Des discussions concrètes sur d'autres grands projets communs doivent reprendre, en ayant le souci, à l'instar de notre coopération spatiale, d'organiser des retombées technologiques vers l'industrie de cet effort de défense.
Qu'il s'agisse de la monnaie, support de l'union économique, ou des institutions, vecteur de l'union politique et de l'union de défense, rien ne pourra se faire en Europe sans une approche commune de la France et de l'Allemagne.
C'est le sens de l'initiative qu'Helmut SCHMIDT et moi-même prenons avec le lancement du Comité pour l'Union Monétaire de l'Europe. C'est je l'espère, le sens que revêtiront, en écho à nos débats dans la prestigieuse Univertsité d'Heidelberg, les initiatives franco-allemandes qu'appelle, en matière d'institutions et de défense, la grande cause de l'Europe.

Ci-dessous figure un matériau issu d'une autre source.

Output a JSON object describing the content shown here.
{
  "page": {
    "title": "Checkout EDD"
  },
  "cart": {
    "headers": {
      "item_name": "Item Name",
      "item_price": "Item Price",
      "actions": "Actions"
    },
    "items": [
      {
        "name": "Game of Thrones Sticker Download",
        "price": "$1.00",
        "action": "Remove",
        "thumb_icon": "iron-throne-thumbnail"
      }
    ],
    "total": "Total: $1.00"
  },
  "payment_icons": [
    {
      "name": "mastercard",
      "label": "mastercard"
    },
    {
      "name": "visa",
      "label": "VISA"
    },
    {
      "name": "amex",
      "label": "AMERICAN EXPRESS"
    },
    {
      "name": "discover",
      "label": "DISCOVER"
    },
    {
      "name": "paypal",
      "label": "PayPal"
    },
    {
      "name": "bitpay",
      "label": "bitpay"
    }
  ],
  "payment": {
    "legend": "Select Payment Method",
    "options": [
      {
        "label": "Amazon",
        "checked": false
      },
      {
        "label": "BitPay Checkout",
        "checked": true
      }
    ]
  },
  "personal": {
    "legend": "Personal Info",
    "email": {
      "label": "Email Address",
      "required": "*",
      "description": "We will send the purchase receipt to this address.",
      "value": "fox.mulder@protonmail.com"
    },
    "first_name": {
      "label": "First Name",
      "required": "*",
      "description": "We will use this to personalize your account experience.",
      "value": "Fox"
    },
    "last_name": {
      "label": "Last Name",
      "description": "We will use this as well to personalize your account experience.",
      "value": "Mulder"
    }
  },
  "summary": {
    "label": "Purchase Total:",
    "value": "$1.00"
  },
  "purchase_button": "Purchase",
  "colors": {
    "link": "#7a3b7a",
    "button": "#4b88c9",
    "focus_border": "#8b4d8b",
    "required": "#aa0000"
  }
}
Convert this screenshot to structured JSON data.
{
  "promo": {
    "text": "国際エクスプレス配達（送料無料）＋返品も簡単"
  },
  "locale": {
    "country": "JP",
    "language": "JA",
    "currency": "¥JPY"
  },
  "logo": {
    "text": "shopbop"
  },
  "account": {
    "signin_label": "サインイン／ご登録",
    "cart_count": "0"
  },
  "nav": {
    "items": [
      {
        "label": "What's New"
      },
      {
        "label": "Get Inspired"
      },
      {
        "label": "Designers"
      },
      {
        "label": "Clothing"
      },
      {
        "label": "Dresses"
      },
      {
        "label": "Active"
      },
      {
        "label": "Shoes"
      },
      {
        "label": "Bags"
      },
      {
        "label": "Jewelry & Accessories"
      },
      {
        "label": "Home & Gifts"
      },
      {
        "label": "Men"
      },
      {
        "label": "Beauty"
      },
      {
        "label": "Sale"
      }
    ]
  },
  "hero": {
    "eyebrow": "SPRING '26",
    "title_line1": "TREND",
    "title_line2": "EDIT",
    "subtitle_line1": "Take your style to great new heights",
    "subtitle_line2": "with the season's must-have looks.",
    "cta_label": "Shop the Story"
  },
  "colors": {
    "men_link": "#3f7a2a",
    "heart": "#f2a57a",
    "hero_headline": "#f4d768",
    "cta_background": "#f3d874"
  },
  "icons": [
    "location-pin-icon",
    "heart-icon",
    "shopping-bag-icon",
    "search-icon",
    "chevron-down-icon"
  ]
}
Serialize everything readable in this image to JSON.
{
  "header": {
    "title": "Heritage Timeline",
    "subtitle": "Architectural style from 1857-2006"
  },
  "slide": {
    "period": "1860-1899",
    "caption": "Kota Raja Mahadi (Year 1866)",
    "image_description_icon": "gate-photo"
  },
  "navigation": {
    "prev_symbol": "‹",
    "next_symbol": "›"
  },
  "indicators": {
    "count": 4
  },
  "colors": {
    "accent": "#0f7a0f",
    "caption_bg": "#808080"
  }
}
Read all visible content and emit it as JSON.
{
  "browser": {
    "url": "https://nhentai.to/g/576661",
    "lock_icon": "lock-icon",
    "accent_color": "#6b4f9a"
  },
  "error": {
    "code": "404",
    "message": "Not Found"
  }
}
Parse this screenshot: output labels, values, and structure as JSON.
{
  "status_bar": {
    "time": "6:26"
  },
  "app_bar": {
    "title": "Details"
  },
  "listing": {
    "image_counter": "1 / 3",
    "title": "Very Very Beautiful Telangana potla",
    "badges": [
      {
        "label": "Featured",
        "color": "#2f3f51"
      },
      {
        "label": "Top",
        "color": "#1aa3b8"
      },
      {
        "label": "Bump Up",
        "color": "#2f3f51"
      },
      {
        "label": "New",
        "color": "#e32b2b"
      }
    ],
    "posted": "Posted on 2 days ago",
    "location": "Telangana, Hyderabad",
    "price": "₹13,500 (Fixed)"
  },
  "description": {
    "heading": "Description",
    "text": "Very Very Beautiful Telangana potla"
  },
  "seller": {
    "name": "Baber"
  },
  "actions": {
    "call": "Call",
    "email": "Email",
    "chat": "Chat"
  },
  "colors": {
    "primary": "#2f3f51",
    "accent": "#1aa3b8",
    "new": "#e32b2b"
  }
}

Nous assistons à une évolution de la vie politique de nos Etats, dont j'ai le sentiment que l'opinion publique la comprend mieux que l'opinion politique : nous sommes en train de passer sur beaucoup de sujets, de la dimension nationale à la dimension continentale.
C''est l'opinion publique qui a fait pression récemment, pour que l'Europe manifeste sa solidarité vis-à-vis des actions terroristes.
C'est l'opinion publique qui s'étonne du silence des dirigeants de l'Europe après la confusion de Reykjavik.
C'est l'opinion publique qui développe l'usage de l'écu, sans impulsion venant de décision administrative.
La vie politique de l'Europe retrouvera tout son prestige quand les peuples de nos pays auront le sentiment d'être conviés à une grande action.
Je souhaite que la France et l'Allemagne donnent l'impulsion à ce mouvement vers la dimension continentale.
L'Europe est le seul grand espoir de notre temps. Dans le temps d'une seule génération, Allemands et Français, nous avons été ennemis, puis aujourd'hui amis. Il nous reste à devenir les citoyens fraternels d'un même continent.